Seit nunmehr 40 Jahren war Franco Biadene im Ruhestand. Seine „tuberi“, die Knollen, aber hörten damit nicht auf, ihn zu beschäftigen. Er las und schrieb, schrieb weitgehend für sich als einzigem Leser, was ihm nicht die Freude daran verleidete. Er blieb gefragter Gutachter, gelegentlich für die eine Partei, deren Gegenpartei und das Gericht gleichzeitig, und das nicht nur in Erdäpfel-Fragen.
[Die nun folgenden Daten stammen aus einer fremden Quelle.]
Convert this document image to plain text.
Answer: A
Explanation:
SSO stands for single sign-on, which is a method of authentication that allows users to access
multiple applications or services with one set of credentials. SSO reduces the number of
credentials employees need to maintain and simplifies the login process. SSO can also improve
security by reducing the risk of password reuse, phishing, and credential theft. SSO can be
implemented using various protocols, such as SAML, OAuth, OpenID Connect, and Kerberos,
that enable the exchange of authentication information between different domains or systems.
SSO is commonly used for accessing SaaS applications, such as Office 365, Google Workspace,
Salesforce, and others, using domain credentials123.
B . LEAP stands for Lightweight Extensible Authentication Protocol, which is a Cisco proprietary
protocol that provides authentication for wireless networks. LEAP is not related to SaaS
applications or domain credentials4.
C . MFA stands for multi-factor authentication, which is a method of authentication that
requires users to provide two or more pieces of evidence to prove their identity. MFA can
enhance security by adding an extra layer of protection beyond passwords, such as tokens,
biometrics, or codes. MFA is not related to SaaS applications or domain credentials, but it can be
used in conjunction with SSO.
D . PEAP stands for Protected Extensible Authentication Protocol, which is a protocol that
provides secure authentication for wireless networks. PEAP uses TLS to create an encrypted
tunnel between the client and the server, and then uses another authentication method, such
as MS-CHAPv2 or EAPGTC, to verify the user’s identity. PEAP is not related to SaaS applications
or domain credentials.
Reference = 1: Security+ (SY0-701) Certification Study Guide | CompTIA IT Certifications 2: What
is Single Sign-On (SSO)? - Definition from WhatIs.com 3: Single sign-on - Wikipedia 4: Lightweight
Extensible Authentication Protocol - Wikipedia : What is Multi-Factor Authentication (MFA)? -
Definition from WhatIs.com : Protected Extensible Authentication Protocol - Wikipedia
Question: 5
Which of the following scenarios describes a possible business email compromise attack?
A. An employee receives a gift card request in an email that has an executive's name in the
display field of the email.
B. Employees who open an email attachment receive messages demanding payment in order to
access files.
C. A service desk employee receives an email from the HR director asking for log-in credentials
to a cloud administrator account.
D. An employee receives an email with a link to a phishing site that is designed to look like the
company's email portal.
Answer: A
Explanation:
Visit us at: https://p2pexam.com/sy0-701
Den Rückgang des Kartoffel-Anbaues im Tal verfolgte er mit Bedauern, aber schicksalsergeben. Er begründete ihn mit dem steigenden Wohlstand. „Je reicher die Leute, desto weniger essen sie Erdäpfel.“ Ganz verschwinden sah er seine geliebten Knollen nie. „Wenn die Italiener den Gürtel wieder enger schnallen müssen, so wie es momentan aussieht, bekommt die Kartoffel wieder eine Chance“, prophezeite er mir zum 100sten Geburtstag. Da war Giovanni Biadene, detto Franco, schon die Verwirklichung des klassischen altrömischen Menschenideals: Bauer und Philosoph. Am Dienstag wird er in Bruneck begraben.  Auf seiner Parte steht: „Non fiori, ma opere di bene.“ Der Wunsch dürfte von ihm stammen.